あづい。
と言ったからと涼しくなるわけもなく。
イルカは忍服のズボンの裾を膝迄めくり上げ、長袖も肘迄めくり上げ、全くひんやりとしない畳に寝転がった。
行儀が悪いとは思ったが、疲れでむくんだ足をちゃぶ台の上に乗せると、少し楽になった為か自然に溜め息が出た。
夏休み明けすぐの野外演習は過酷だ。しかも今年は特に暑く、生徒達の水分補給の為に休憩をとりながら毎正時に記録する気温と湿度は、冗談かと思う数字を示していた。
体温と同じってどうなんだろ、と独り言は口から音となって零れる。
今日は幸い倒れる子はいなかったけれど、体の弱い子だっているわけだし。そしたら、そんな奴には忍びは務まらないなんて、切り捨てられてしまうんだろうか。
思考は後ろ向きになっていく。
元はといえばカカシのアホが連絡くれないからだ、と怒りは全く悪くないカカシに向かう。
彼はこの暑さの中、毎日任務で飛び回っているわけだし、ただの我が儘だとは承知してるんだけど。

イルカは思考を止めようとごろりと転がり、うつぶせになった。
背中の汗が服に張り付いて気持ち悪い。ブラジャーを外したくて、服の裾から手を入れて背中をまさぐっていると、ふわっと体が楽になった。
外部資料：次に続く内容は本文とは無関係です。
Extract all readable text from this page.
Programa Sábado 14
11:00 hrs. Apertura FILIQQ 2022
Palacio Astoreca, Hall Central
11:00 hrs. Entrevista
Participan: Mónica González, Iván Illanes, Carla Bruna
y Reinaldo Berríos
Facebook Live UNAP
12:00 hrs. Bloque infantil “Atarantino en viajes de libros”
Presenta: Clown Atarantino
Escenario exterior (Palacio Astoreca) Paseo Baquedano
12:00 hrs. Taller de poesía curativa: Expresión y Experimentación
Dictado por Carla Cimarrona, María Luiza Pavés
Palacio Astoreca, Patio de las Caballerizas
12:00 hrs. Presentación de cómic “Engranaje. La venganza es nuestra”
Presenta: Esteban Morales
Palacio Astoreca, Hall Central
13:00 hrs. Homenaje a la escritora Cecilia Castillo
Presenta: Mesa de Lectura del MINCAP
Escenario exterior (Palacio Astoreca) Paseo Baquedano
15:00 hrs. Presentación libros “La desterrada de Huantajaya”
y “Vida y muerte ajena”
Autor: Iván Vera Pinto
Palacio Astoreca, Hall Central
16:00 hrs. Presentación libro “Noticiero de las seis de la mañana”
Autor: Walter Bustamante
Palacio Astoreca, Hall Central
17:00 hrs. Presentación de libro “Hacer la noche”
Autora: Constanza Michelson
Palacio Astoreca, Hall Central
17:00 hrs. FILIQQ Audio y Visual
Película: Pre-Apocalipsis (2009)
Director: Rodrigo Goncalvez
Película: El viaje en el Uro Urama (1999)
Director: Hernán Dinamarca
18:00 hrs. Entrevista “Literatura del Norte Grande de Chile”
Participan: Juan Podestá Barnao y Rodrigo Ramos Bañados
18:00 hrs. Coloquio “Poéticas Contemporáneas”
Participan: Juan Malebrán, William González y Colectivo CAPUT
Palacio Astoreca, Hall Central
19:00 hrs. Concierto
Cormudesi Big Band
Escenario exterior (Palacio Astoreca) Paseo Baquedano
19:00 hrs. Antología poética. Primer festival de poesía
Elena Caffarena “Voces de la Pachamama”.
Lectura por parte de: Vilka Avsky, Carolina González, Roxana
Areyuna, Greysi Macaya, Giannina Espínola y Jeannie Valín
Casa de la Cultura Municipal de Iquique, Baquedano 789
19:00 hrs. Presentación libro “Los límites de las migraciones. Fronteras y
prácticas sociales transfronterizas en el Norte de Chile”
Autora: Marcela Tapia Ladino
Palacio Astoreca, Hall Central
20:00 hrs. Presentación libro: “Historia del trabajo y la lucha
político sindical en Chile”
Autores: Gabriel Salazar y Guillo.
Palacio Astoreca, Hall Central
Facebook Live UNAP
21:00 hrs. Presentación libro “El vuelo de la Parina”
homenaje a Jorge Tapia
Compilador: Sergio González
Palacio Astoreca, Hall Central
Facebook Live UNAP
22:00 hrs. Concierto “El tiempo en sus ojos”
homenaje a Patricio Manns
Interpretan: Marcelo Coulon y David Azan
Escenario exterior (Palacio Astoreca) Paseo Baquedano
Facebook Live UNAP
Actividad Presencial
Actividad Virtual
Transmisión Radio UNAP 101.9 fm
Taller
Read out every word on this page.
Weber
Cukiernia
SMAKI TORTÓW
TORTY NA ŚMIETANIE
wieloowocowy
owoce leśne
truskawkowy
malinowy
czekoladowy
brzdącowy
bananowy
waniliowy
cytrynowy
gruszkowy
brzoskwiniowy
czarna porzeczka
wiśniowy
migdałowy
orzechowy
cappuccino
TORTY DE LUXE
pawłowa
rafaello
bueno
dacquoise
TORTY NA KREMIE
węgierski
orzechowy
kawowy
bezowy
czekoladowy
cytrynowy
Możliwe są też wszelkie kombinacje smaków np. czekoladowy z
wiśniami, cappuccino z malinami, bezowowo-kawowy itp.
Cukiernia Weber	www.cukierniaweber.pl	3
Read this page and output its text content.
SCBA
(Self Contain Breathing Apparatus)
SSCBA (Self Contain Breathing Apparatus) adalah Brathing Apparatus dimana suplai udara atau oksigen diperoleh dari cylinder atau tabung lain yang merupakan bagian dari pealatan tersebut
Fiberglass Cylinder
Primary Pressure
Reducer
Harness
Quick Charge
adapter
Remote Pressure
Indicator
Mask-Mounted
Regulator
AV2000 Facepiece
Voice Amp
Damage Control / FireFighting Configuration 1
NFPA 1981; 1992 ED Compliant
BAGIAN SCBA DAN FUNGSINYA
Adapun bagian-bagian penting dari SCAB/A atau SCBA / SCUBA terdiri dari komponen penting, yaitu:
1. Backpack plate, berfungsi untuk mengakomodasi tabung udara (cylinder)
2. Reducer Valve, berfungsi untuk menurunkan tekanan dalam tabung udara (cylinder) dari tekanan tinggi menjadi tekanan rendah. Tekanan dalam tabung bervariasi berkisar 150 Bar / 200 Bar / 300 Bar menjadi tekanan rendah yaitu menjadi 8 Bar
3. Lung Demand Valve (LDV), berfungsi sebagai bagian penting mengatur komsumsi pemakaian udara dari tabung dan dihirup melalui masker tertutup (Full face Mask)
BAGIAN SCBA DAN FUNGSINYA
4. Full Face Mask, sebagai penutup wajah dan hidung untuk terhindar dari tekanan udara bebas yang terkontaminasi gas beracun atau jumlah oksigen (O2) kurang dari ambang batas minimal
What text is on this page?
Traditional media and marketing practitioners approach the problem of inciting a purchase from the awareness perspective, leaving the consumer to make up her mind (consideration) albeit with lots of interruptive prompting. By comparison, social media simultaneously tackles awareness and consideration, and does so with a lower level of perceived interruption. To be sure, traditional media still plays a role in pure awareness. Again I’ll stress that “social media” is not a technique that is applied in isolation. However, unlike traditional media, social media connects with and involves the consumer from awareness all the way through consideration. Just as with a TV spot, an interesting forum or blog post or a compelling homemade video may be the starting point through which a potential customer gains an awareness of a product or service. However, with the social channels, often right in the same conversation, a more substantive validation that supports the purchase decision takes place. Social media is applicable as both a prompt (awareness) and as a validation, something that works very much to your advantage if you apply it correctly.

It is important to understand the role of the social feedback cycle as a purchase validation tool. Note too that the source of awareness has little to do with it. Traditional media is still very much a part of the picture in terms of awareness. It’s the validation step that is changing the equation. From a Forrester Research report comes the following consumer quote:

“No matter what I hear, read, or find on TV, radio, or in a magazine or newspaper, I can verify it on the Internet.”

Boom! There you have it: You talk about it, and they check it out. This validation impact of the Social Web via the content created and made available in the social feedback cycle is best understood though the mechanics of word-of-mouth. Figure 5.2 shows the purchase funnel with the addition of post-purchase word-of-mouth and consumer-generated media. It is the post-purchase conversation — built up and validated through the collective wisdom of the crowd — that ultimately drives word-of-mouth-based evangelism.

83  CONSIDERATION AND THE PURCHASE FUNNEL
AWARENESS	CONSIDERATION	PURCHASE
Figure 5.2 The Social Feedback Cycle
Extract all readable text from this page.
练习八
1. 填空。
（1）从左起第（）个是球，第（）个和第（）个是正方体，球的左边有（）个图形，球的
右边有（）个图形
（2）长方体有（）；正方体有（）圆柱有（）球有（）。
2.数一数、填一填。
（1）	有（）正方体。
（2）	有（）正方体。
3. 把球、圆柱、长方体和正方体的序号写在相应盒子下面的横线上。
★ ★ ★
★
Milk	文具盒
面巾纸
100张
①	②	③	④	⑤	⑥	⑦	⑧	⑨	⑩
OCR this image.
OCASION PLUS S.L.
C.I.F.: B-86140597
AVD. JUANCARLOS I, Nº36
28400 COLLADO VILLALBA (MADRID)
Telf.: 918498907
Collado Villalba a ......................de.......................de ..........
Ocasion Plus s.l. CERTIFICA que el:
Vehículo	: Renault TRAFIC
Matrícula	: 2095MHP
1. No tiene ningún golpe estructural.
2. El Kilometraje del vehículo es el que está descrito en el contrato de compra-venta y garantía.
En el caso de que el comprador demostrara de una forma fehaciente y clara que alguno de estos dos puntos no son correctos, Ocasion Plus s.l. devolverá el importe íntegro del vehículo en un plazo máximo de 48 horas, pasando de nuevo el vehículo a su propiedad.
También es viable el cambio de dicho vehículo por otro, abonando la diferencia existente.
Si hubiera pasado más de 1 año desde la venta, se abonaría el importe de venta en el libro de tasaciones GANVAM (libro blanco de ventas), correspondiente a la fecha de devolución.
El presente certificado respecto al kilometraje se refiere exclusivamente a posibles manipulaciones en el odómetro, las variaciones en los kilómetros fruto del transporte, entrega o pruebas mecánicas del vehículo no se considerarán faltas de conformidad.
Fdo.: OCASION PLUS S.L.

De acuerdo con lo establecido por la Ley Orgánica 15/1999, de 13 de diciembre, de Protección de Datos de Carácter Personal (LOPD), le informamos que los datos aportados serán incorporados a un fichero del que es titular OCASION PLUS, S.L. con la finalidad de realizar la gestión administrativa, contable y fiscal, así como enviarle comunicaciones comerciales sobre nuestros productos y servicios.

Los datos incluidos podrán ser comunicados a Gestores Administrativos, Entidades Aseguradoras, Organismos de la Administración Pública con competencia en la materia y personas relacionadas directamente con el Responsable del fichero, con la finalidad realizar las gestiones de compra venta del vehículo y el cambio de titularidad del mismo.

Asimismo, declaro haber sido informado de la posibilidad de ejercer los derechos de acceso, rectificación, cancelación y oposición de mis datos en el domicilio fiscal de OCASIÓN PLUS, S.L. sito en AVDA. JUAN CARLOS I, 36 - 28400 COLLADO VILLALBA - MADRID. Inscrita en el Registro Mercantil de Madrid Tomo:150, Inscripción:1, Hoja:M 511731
背中のホックが外れたのが判って安心したが、ふと自分が外したのではない事に気付き、勢いよく起き上がるとニコニコしているカカシがそこにいた。
「あんた、」
イルカが口を開いた途端に、カカシの唇がその先を言わせないように塞ぐ。
そのまま抱き締められて驚き、カカシの背中や頭を叩くが離してもらえない。
「どうせ汗をかくんだから、ね。」

別の意味で熱帯夜になった、まだまだ暑い日の事。